Was Visual Studio 2008, 2010 or 2012 (v11) written to use multi cores?

Erx_VB.NExT.Coder picture Erx_VB.NExT.Coder · Nov 28, 2009 · Viewed 10k times · Source

Basically i want to know if the visual studio IDE and/or compiler in 2010 and 2012 was written to make use of a multi core environment (i understand we can target multi core environments in all versions using parallelism, but that is not my question).

I am trying to decide on if i should get a higher clock dual core or a lower clock quad core, as i want to try and figure out which processor will give me the absolute best possible experience with Visual Studio 2010 or 2012 (v11) (ide and background compiler).

If they are running the most important section (background compiler and other ide tasks) in one core, then the core will get cut off quicker if running a quad core, especially if background compiler is the heaviest task, i would imagine this would be difficult to separate in more than one process, so even if it uses multi cores you might still be better off going for a higher clock CPU if the majority of the processing is still bound to occur in one core (i.e. the most significant part of the VS environment).
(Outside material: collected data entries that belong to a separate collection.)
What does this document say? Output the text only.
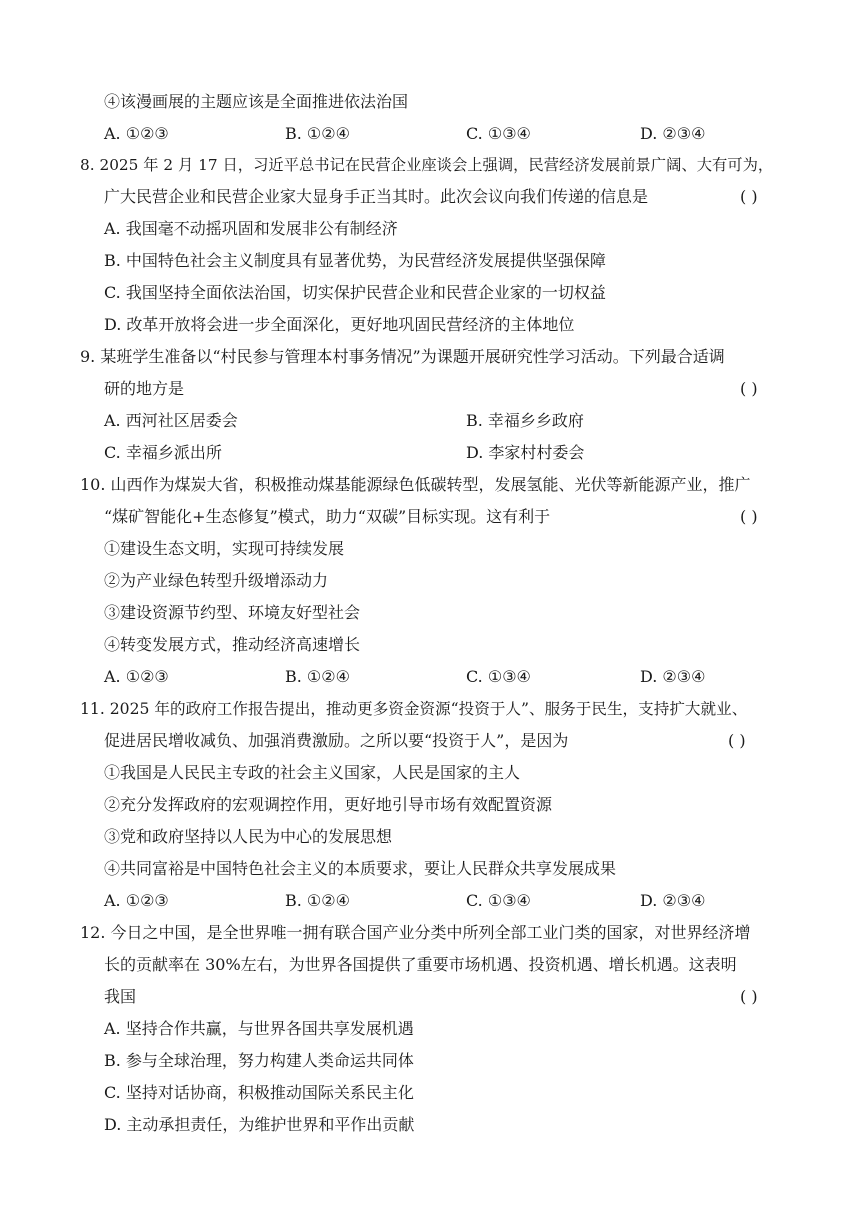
④该漫画展的主题应该是全面推进依法治国
A. ①②③	B. ①②④	C. ①③④	D. ②③④
8. 2025 年 2 月 17 日，习近平总书记在民营企业座谈会上强调，民营经济发展前景广阔、大有可为，
广大民营企业和民营企业家大显身手正当其时。此次会议向我们传递的信息是	( )
A. 我国毫不动摇巩固和发展非公有制经济
B. 中国特色社会主义制度具有显著优势，为民营经济发展提供坚强保障
C. 我国坚持全面依法治国，切实保护民营企业和民营企业家的一切权益
D. 改革开放将会进一步全面深化，更好地巩固民营经济的主体地位
9. 某班学生准备以“村民参与管理本村事务情况”为课题开展研究性学习活动。下列最合适调
研的地方是	( )
A. 西河社区居委会	B. 幸福乡乡政府
C. 幸福乡派出所	D. 李家村村委会
10. 山西作为煤炭大省，积极推动煤基能源绿色低碳转型，发展氢能、光伏等新能源产业，推广
“煤矿智能化+生态修复”模式，助力“双碳”目标实现。这有利于	( )
①建设生态文明，实现可持续发展
②为产业绿色转型升级增添动力
③建设资源节约型、环境友好型社会
④转变发展方式，推动经济高速增长
A. ①②③	B. ①②④	C. ①③④	D. ②③④
11. 2025 年的政府工作报告提出，推动更多资金资源“投资于人”、服务于民生，支持扩大就业、
促进居民增收减负、加强消费激励。之所以要“投资于人”，是因为	( )
①我国是人民民主专政的社会主义国家，人民是国家的主人
②充分发挥政府的宏观调控作用，更好地引导市场有效配置资源
③党和政府坚持以人民为中心的发展思想
④共同富裕是中国特色社会主义的本质要求，要让人民群众共享发展成果
A. ①②③	B. ①②④	C. ①③④	D. ②③④
12. 今日之中国，是全世界唯一拥有联合国产业分类中所列全部工业门类的国家，对世界经济增
长的贡献率在 30%左右，为世界各国提供了重要市场机遇、投资机遇、增长机遇。这表明
我国	( )
A. 坚持合作共赢，与世界各国共享发展机遇
B. 参与全球治理，努力构建人类命运共同体
C. 坚持对话协商，积极推动国际关系民主化
D. 主动承担责任，为维护世界和平作出贡献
I am a VB programmer, they've made great performance improvements in 2010 and 2012, congrats (except for the horrid grey scale design and the uppercase everywhere), but I would love to be able to use VS seamlessly... anyone have any ideas? Also, I'm not too worried about solution load time, as I only code one project at a time.

Thanks.

Answer

mmx picture mmx · Nov 28, 2009

MSBuild supports building projects in parallel. Visual Studio 2008 takes advantage of multiple processors to compile projects.